Right then a back door swung open and a Chinese man, wearing a blood-stained apron and with a cigarette dangling from his mouth, strode out to dump a huge plastic garbage bag onto the curb. When he saw the kids and the kitten, a hateful grin split his face. He took a deep drag of his cigarette and flicked the lighted butt onto the kitten. “Dead cat!” he spat, then stalked back, slamming the door with a loud bang that seemed to make the ground shiver. The kids roared with laughter; the kitten jerked. The rotund kid dropped his bamboo stick and picked up the cigarette butt while his comrade cheered him on. “Yes! Poke it in the eyes, the eyes…”
“Stop that and leave her alone!” I shouted. My voice sounded surprisingly intimidating to my own ears. Both kids halted, the fat one’s hand hanging in midair. They looked up and studied me with eyes full of spite. Fat Boy gave me a dirty look and spat, “Bitch!” while Skinny made a gargoyle face by stretching his mouth with his filthy fingers and dropping his tongue. He shouted to Fat Boy “Let’s go!” and the gang of two dispersed noisily, feet splashing in puddles.
I knelt down by the kitten. She lay on the debris-littered sidewalk beside several huge garbage bins with rotten meat and vegetables spilling from the lids. The piece of maroon meat next to her gave off a sickening stench. I stooped nearer and murmured, “Meow, meow” as gently as I could while holding my breath. She struggled to open her eyes. “Meow, meow,” I cooed again, rubbing my finger against her nose, still cool. Then to my utter surprise, she raised her paw to grab. Instinctively I jerked back. But when she mustered all her strength to reach again, a revelation hit me. She was trying to play with the gold-plated Guan Yin pendant swinging from my neck! Deeply moved by this act of innocent desire, I took off the chain and swung the trinket in front of her. She must have found the sparkling gold fascinating, for despite her weakness, she managed to get up and wobble two steps toward me. She grabbed at my pendant several times, making languid arches with her puny paws. After that, she uttered a feeble “meow” and slowly plopped down, her eyelids dropping. Dying-I supposed-from food poisoning.
A sadness climbed up my spine. I stooped there to let the drizzle wet my face, not knowing what to do. Finally, I recited the Heart Sutra and said a short prayer to Guan Yin, asking the Goddess of Mercy to take her soul to the Western Paradise, so that when she was reborn in this world, she would be reincarnated as a human and lead a happier life.

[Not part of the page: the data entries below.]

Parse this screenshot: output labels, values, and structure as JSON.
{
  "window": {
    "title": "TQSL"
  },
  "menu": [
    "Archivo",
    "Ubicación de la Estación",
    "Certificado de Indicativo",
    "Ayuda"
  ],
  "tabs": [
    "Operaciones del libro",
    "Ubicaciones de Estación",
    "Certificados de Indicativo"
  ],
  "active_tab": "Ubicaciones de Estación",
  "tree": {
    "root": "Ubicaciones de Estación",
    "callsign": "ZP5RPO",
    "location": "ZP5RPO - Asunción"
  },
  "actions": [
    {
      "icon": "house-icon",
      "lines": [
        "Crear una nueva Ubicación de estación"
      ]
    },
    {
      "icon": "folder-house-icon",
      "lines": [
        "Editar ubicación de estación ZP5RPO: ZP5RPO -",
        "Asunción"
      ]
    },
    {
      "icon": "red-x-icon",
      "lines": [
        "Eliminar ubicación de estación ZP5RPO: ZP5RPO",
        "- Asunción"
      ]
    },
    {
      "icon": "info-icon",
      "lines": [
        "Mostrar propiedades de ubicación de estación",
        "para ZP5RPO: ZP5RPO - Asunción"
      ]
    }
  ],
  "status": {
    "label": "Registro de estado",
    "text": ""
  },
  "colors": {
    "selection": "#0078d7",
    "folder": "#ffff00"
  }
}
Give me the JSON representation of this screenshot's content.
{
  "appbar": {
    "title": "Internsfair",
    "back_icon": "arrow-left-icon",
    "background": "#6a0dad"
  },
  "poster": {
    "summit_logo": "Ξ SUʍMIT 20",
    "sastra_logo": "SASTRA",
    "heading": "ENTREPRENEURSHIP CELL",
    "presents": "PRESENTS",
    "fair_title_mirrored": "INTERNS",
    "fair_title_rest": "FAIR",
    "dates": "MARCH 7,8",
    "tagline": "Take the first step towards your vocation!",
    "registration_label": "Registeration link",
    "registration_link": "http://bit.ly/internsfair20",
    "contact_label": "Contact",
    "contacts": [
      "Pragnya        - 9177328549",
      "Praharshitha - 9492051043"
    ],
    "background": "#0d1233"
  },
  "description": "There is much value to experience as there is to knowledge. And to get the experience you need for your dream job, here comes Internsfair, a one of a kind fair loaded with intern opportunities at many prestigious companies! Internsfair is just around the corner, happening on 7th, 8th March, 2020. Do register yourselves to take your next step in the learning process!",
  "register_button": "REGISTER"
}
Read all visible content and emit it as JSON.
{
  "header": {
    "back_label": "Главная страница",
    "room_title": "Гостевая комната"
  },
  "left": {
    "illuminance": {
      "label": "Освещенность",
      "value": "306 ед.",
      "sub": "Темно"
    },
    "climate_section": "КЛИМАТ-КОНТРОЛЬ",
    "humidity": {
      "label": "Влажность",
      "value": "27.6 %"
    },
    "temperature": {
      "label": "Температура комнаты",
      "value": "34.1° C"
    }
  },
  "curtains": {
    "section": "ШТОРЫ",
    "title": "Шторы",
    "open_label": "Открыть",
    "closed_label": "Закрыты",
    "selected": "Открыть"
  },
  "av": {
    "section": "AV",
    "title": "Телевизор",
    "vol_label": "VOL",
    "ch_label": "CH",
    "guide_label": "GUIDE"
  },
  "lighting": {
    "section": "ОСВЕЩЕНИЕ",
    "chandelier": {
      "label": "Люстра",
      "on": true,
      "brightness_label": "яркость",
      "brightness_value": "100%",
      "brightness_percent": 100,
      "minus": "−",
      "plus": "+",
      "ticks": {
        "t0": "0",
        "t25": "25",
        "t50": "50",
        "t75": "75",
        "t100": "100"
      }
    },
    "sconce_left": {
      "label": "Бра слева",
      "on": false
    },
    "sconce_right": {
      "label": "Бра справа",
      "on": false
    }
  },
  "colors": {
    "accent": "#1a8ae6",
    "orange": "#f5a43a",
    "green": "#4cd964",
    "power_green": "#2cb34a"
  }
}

After I finished my prayer I covered the kitten with some newspaper, then hurried out from the back alley. My head ached as I continued to wander along Mott Street, trying to forget what had happened in Lisa’s apartment while the kitten’s image lingered. When she saw my pendant she had wanted to play with it. Even a kitten facing death had not had her desire quenched. Let alone we humans! Dai Nam-hadn’t she spent her whole life hanging on fiercely to the very idea of letting go?